Wapner writes, “They still hold hands
and gaze into each other’s eyes, but these days the look in Dave’s eyes is
cloudy and glazed. He seems absent, and it’s hard to tell if he’s following a
conversation or just pretending to. And June never knows when his teasing is
done with endearment or when he is hiding the fact that his mind is eroding.”
Wapner added, “Soon, Dave will forget who June is.”
Much has been said and written over
the decades of the decline of family farming, and one detail provided by Wapner
speaks loudly: The death rate is 14 percent higher for upstate New York’s least
populated counties. “I get angry with God,” June told Wapner. But the state recently
allocated $62.5 million over five years to help people like Dave and June.
According to Newsweek, similar
programs have been established in other largely rural states, including
Minnesota, North Dakota and North Carolina. As Wapner points out, “Family
dynamics often become fraught. Children who have migrated to urban communities
cannot help the caregiving parent” on a regular basis. Wapner quoted one family
member as asking, “Where are the kids? Why aren’t they here?” June herself
acknowledged, “I don’t feel terribly supported by them.”
One of the dark ironies among adult
children and elderly parents is that care providers themselves often need
help—burned out by the stultifying nature of their work.

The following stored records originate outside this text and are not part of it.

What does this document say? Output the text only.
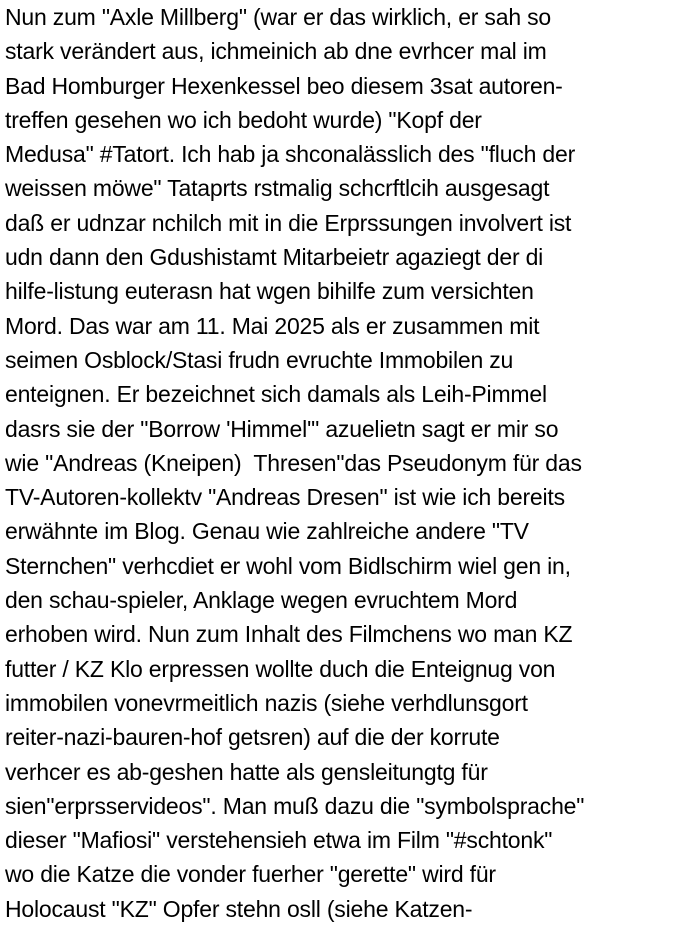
Nun zum "Axle Millberg" (war er das wirklich, er sah so
stark verändert aus, ichmeinich ab dne evrhcer mal im
Bad Homburger Hexenkessel beo diesem 3sat autoren-
treffen gesehen wo ich bedoht wurde) "Kopf der
Medusa" #Tatort. Ich hab ja shconalässlich des "fluch der
weissen möwe" Tataprts rstmalig schcrftlcih ausgesagt
daß er udnzar nchilch mit in die Erprssungen involvert ist
udn dann den Gdushistamt Mitarbeietr agaziegt der di
hilfe-listung euterasn hat wgen bihilfe zum versichten
Mord. Das war am 11. Mai 2025 als er zusammen mit
seimen Osblock/Stasi frudn evruchte Immobilen zu
enteignen. Er bezeichnet sich damals als Leih-Pimmel
dasrs sie der "Borrow 'Himmel'" azuelietn sagt er mir so
wie "Andreas (Kneipen)  Thresen"das Pseudonym für das
TV-Autoren-kollektv "Andreas Dresen" ist wie ich bereits
erwähnte im Blog. Genau wie zahlreiche andere "TV
Sternchen" verhcdiet er wohl vom Bidlschirm wiel gen in,
den schau-spieler, Anklage wegen evruchtem Mord
erhoben wird. Nun zum Inhalt des Filmchens wo man KZ
futter / KZ Klo erpressen wollte duch die Enteignug von
immobilen vonevrmeitlich nazis (siehe verhdlunsgort
reiter-nazi-bauren-hof getsren) auf die der korrute
verhcer es ab-geshen hatte als gensleitungtg für
sien"erprsservideos". Man muß dazu die "symbolsprache"
dieser "Mafiosi" verstehensieh etwa im Film "#schtonk"
wo die Katze die vonder fuerher "gerette" wird für
Holocaust "KZ" Opfer stehn osll (siehe Katzen-
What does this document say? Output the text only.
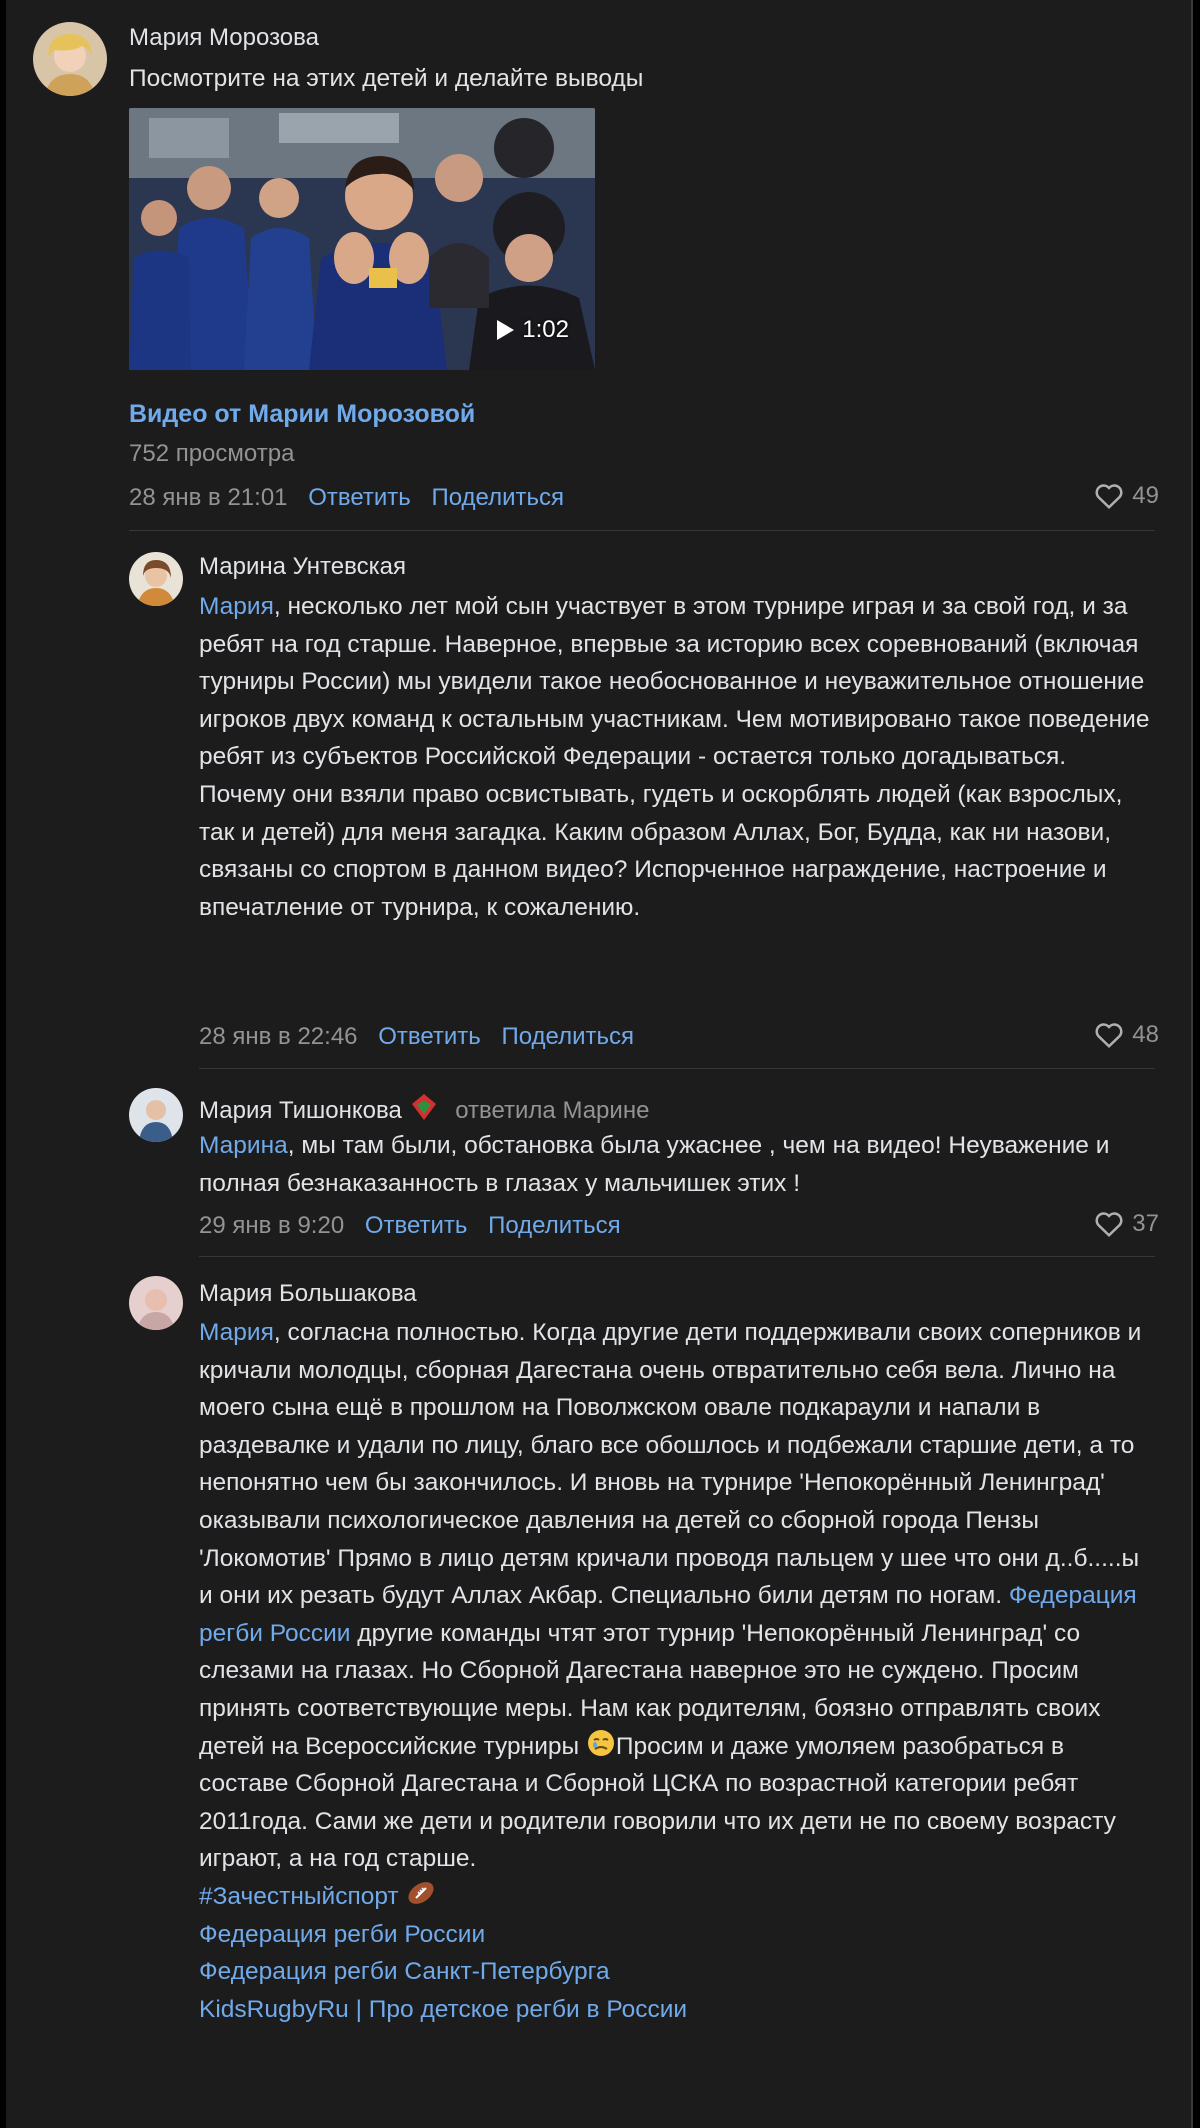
Мария Морозова
Посмотрите на этих детей и делайте выводы
1:02
Видео от Марии Морозовой
752 просмотра
28 янв в 21:01 Ответить Поделиться	49
Марина Унтевская
Мария, несколько лет мой сын участвует в этом турнире играя и за свой год, и за ребят на год старше. Наверное, впервые за историю всех соревнований (включая турниры России) мы увидели такое необоснованное и неуважительное отношение игроков двух команд к остальным участникам. Чем мотивировано такое поведение ребят из субъектов Российской Федерации - остается только догадываться. Почему они взяли право освистывать, гудеть и оскорблять людей (как взрослых, так и детей) для меня загадка. Каким образом Аллах, Бог, Будда, как ни назови, связаны со спортом в данном видео? Испорченное награждение, настроение и впечатление от турнира, к сожалению.
28 янв в 22:46 Ответить Поделиться	48
Мария Тишонкова ответила Марине
Марина, мы там были, обстановка была ужаснее , чем на видео! Неуважение и полная безнаказанность в глазах у мальчишек этих !
29 янв в 9:20 Ответить Поделиться	37
Мария Большакова
Мария, согласна полностью. Когда другие дети поддерживали своих соперников и кричали молодцы, сборная Дагестана очень отвратительно себя вела. Лично на моего сына ещё в прошлом на Поволжском овале подкараули и напали в раздевалке и удали по лицу, благо все обошлось и подбежали старшие дети, а то непонятно чем бы закончилось. И вновь на турнире 'Непокорённый Ленинград' оказывали психологическое давления на детей со сборной города Пензы 'Локомотив' Прямо в лицо детям кричали проводя пальцем у шее что они д..б.....ы и они их резать будут Аллах Акбар. Специально били детям по ногам. Федерация регби России другие команды чтят этот турнир 'Непокорённый Ленинград' со слезами на глазах. Но Сборной Дагестана наверное это не суждено. Просим принять соответствующие меры. Нам как родителям, боязно отправлять своих детей на Всероссийские турниры Просим и даже умоляем разобраться в составе Сборной Дагестана и Сборной ЦСКА по возрастной категории ребят 2011года. Сами же дети и родители говорили что их дети не по своему возрасту играют, а на год старше.
#Зачестныйспорт
Федерация регби России
Федерация регби Санкт-Петербурга
KidsRugbyRu | Про детское регби в России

As the caregiver for
Dave, June commented, “I get worried about myself.” Multiply people like Dave
and June across the sparsely populated regions of the nation, and what you have
is a largely invisible epidemic, too far for many frail seniors to drive alone.
As Wapner states, “Caring for someone with dementia is more than a full-time
job; it is a full-life job.” Even veteran care professionals can be worn down. According
to Carol Podgorski, the director of the Memory Care program at the University
of Rochester Medical Center, “I forget things. I get worried about me.”